2. Bij de aangevallen uitspraak heeft de rechtbank het beroep van appellant tegen het bestreden besluit gegrond verklaard, het bestreden besluit vernietigd, bepaald dat de rechtsgevolgen van het vernietigde besluit in stand blijven en bepalingen gegeven over de vergoeding van proceskosten en het betaalde griffierecht.
3.1.
Het hoger beroep van appellant is gericht tegen het oordeel van de rechtbank voor zover daarbij de rechtsgevolgen van het vernietigde besluit in stand zijn gelaten.
3.2.
Bij besluit van 16 april 2019 (bestreden besluit II) heeft het Uwv appellant alsnog met ingang van 16 november 2016 in aanmerking gebracht voor een WW-uitkering. Bij brief van 21 juli 2019 heeft appellant te kennen gegeven dat hij zich kan verenigen met bestreden besluit II, maar dat in dat besluit met geen woord wordt gerept over de vergoeding van proceskosten en de vergoeding van wettelijke rente. In reactie hierop heeft het Uwv bij brief van 13 september 2019 onder meer bericht dat zo spoedig mogelijk tot uitbetaling van de wettelijke rente over de nabetalingen zal worden overgegaan.
4. De Raad komt tot de volgende beoordeling.
4.1.
Bij bestreden besluit II is het Uwv geheel aan de bezwaren van appellant tegemoet gekomen. Dit betekent, gelet op artikel 6:19, eerste lid, in samenhang met artikel 6:24 van de Awb, dat het nadere besluit niet in dit geding wordt betrokken. Appellant heeft geen belang meer bij een oordeel in hoger beroep. Hierbij wordt in aanmerking genomen dat het Uwv heeft toegezegd de wettelijke rente over de nabetalingen, die voortvloeien uit bestreden besluit II, te zullen vergoeden. Dit betekent dat het hoger beroep niet-ontvankelijk moet worden verklaard wegens het ontbreken van procesbelang.

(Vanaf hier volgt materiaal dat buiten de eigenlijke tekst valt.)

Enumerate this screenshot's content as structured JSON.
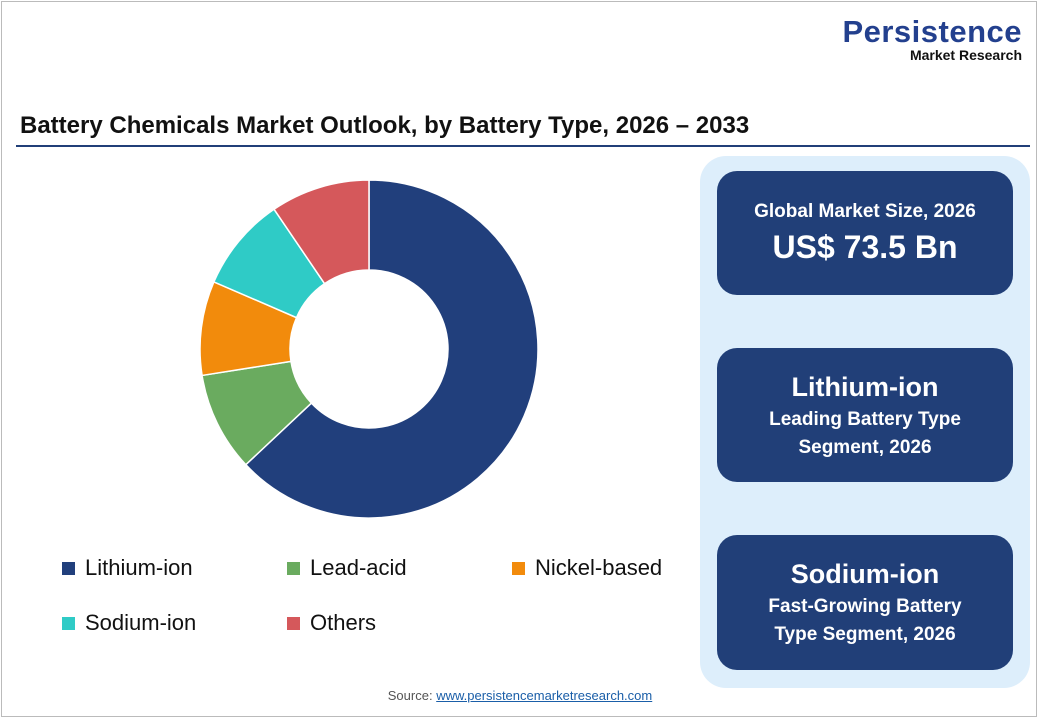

5. Er bestaat aanleiding het Uwv te veroordelen in de kosten van bezwaar (2 punten maal € 512,-) en de proceskosten in hoger beroep (1 punt maal € 512,-) wegens verleende rechtsbijstand, in totaal € 1.536,-.

BESLISSING

De Centrale Raad van Beroep
- verklaart het hoger beroep niet-ontvankelijk;
- veroordeelt het Uwv in de kosten van appellant in bezwaar en de proceskosten in hoger beroep van in totaal € 1.536,-;
- bepaalt dat het Uwv het door appellant in hoger beroep betaalde griffierecht van € 126,- vergoedt.
Deze uitspraak is gedaan door J.P.M. Zeijen, in tegenwoordigheid van B.V.K. de Louw als griffier. De beslissing is uitgesproken in het openbaar op 19 december 2019.